The nucleus has been the target of many early studies in CNN segmentation. Investigators have successfully used several unique approaches and architectures to identify nuclear ROIs. For example, a PMap approach using CNNs gauges the probability of each pixel’s proximity, according to its intensity, to cell nuclei to determine nuclei locations [30]. Alternatively, Mask R-CNN utilizes a region proposal network, first zeroing in on the areas that may contain nuclei and iteratively finding their exact boundaries for nuclei detection [31].

In addition to cellular features, detection of unique cellular phenomena, such as mitoses, is enabled by CNN segmentation. A standard method for quantifying mitotic figures is the mitotic count. Counting mitoses requires the pathologist to (1) identify the tumor region with highest mitotic activity, (2) differentiate mitoses from nuclear pyknosis, and (3) count mitotic events in at least ten representative, non-overlapping high-power fields. Each of these challenges is both time-consuming and highly prone to interobserver variability. DL networks that use spatial context to identify mitosis using a max pooling CNN have achieved significant success in mitosis identification [32]. A CNN feature set combined with domain-specific handcrafted features gave rise to a computationally economical model which successfully identified mitosis [27].

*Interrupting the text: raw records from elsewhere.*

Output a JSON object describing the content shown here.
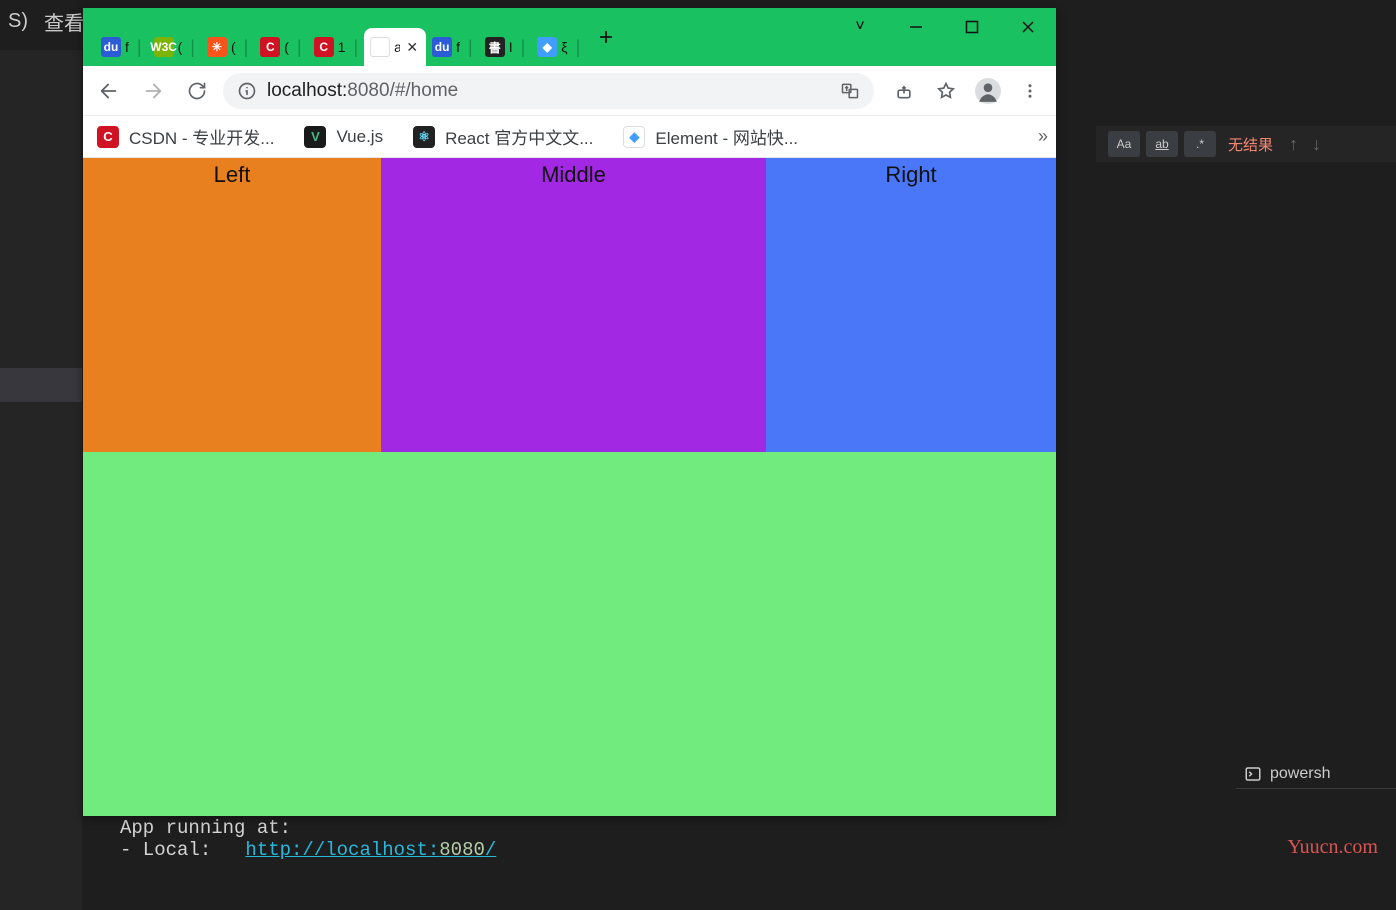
{
  "ide": {
    "menu_item": "查看",
    "menu_prefix": "S)",
    "sidebar_search_no_result": "无结果",
    "rp_Aa": "Aa",
    "rp_ab": "ab",
    "rp_dotstar": ".*"
  },
  "browser": {
    "win": {
      "chevron": "˅"
    },
    "tabs": [
      {
        "letter": "f",
        "fav_bg": "#2b5cd6",
        "fav_txt": "du"
      },
      {
        "letter": "(",
        "fav_bg": "#7cb305",
        "fav_txt": "W3C"
      },
      {
        "letter": "(",
        "fav_bg": "#fa541c",
        "fav_txt": "✳"
      },
      {
        "letter": "(",
        "fav_bg": "#cf1322",
        "fav_txt": "C"
      },
      {
        "letter": "1",
        "fav_bg": "#cf1322",
        "fav_txt": "C"
      },
      {
        "letter": "a",
        "fav_bg": "#ffffff",
        "fav_txt": "",
        "active": true
      },
      {
        "letter": "f",
        "fav_bg": "#2b5cd6",
        "fav_txt": "du"
      },
      {
        "letter": "I",
        "fav_bg": "#222222",
        "fav_txt": "書"
      },
      {
        "letter": "ξ",
        "fav_bg": "#409eff",
        "fav_txt": "◆"
      }
    ],
    "addr": {
      "host": "localhost:",
      "port": "8080",
      "path": "/#/home"
    },
    "bookmarks": [
      {
        "label": "CSDN - 专业开发...",
        "bic_bg": "#cf1322",
        "bic_txt": "C"
      },
      {
        "label": "Vue.js",
        "bic_bg": "#1a1a1a",
        "bic_txt": "V",
        "bic_color": "#41b883"
      },
      {
        "label": "React 官方中文文...",
        "bic_bg": "#222222",
        "bic_txt": "⚛",
        "bic_color": "#61dafb"
      },
      {
        "label": "Element - 网站快...",
        "bic_bg": "#ffffff",
        "bic_txt": "◆",
        "bic_color": "#409eff"
      }
    ]
  },
  "page": {
    "left": "Left",
    "middle": "Middle",
    "right": "Right"
  },
  "terminal": {
    "shell": "powersh",
    "line1": "App running at:",
    "line2a": "- Local:   ",
    "line2b": "http://localhost:",
    "line2c": "8080",
    "line2d": "/"
  },
  "watermark": "Yuucn.com"
}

CNNs have also been used to identify broad areas that contain multiple ROIs. For instance, to recognize tissue alternations of nonalcoholic fatty liver disease, a CNN model attained almost 95% accuracy, paving the way for more feasible and rapid diagnosis [33]. A CNN trained on patch annotations to identify ROIs and post-process the segmentation with a fully connected conditional random field can be used to build a generalizable method for identifying regions of diagnostic relevance in histology images [34].

Artifact Discovery

There are a variety of artifacts in histology slides that can impede accurate computational diagnosis and hamper experts when using digitized WSIs. To address this challenge, CNNs can be used as quality control and correction tools. For example, a tool trained on different amounts of blurry histology and immunohistochemistry images can reliably identify artifactual ROIs. Tools such as these may soon be integrated with scanners to automatically re-scan artifactual ROIs and optimize the preparation process prior to pathologist interpretation [35].

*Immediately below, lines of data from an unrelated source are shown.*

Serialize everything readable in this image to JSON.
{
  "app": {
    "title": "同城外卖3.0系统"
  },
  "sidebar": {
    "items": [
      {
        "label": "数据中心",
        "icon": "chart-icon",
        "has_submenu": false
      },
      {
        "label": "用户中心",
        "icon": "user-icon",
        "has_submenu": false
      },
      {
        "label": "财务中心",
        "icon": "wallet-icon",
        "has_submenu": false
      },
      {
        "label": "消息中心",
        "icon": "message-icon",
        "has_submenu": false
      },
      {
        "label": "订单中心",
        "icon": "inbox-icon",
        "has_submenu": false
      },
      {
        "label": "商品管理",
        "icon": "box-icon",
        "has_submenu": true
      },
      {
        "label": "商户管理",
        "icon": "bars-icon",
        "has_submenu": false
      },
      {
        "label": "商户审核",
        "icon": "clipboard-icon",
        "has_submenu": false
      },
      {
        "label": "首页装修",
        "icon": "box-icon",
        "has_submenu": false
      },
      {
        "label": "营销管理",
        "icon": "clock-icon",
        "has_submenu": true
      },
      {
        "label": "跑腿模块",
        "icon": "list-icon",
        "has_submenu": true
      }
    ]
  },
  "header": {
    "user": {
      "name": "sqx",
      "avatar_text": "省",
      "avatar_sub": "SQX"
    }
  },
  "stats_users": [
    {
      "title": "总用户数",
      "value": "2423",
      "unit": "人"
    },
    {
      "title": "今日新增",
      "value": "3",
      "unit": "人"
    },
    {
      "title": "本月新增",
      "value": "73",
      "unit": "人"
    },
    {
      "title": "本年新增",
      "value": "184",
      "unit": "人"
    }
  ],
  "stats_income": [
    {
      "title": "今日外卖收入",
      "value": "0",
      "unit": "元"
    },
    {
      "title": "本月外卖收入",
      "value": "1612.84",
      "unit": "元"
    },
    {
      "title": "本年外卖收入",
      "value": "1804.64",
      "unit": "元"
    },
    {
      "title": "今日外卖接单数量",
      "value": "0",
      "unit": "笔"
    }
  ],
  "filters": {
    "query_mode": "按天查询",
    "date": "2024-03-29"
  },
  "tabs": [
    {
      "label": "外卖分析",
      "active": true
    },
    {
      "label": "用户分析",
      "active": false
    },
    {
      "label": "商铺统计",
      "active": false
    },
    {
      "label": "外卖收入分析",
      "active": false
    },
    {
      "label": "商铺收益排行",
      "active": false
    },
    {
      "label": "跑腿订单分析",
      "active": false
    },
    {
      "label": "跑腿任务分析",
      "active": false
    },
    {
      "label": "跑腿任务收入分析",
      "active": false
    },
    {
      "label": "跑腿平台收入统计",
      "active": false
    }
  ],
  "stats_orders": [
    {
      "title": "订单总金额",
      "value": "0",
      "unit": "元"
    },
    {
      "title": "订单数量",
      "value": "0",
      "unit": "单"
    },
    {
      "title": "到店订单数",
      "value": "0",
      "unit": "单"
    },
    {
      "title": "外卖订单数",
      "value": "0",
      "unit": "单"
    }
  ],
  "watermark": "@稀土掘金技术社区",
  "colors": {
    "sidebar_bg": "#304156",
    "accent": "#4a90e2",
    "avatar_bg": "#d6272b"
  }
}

Classification (Diagnosis and Grading)

Diagnosis and grading are classification tasks conducted by the pathologist in daily practice. There are many examples of CNNs achieving success in this domain, showcasing the potential to reduce interpathologist discordance and hasten accurate diagnosis. For example, a CNN-based method presented an accuracy of 98% when using confidence-based scoring from a deep network to classify histology tissue of skin cancer into four main classes [36]. Another model, performing predictions on patches of WSIs using CNNs and subsequently aggregating these, was able to deliver whole slide classification close to pathologist decisions for subtypes of cancers [37]. Extending the classification paradigm, tumor grades can be identified using CNNs, as is evidenced by studies in the kidney [38], brain [39], and prostate [40]. A CNN training framework with the relevant labeled images can go a step further and directly prognosticate using WSIs from cancer [41].

Summary

This is an exciting time in pathology diagnostics. CNNs are powerful tools for complex image analysis, making them ideal for digital pathology applications. The workflow of CNN development on WSIs has several challenges, and the perspective of the pathologist is welcome at every stage of model development. As it is widely deployed and adopted in clinical settings, WSI technology will allow pathologists to rapidly access and share images easily. Once well integrated with clinical workflows, WSI will be increasingly used in CNNs and AI applications for feature selection, tumor diagnosis, tumor grading, and developing image-based prognostic assays. Progress in CNN- and AI-based tool development will be further accelerated as overall WSI adoption for primary diagnosis and other clinical applications moves forward.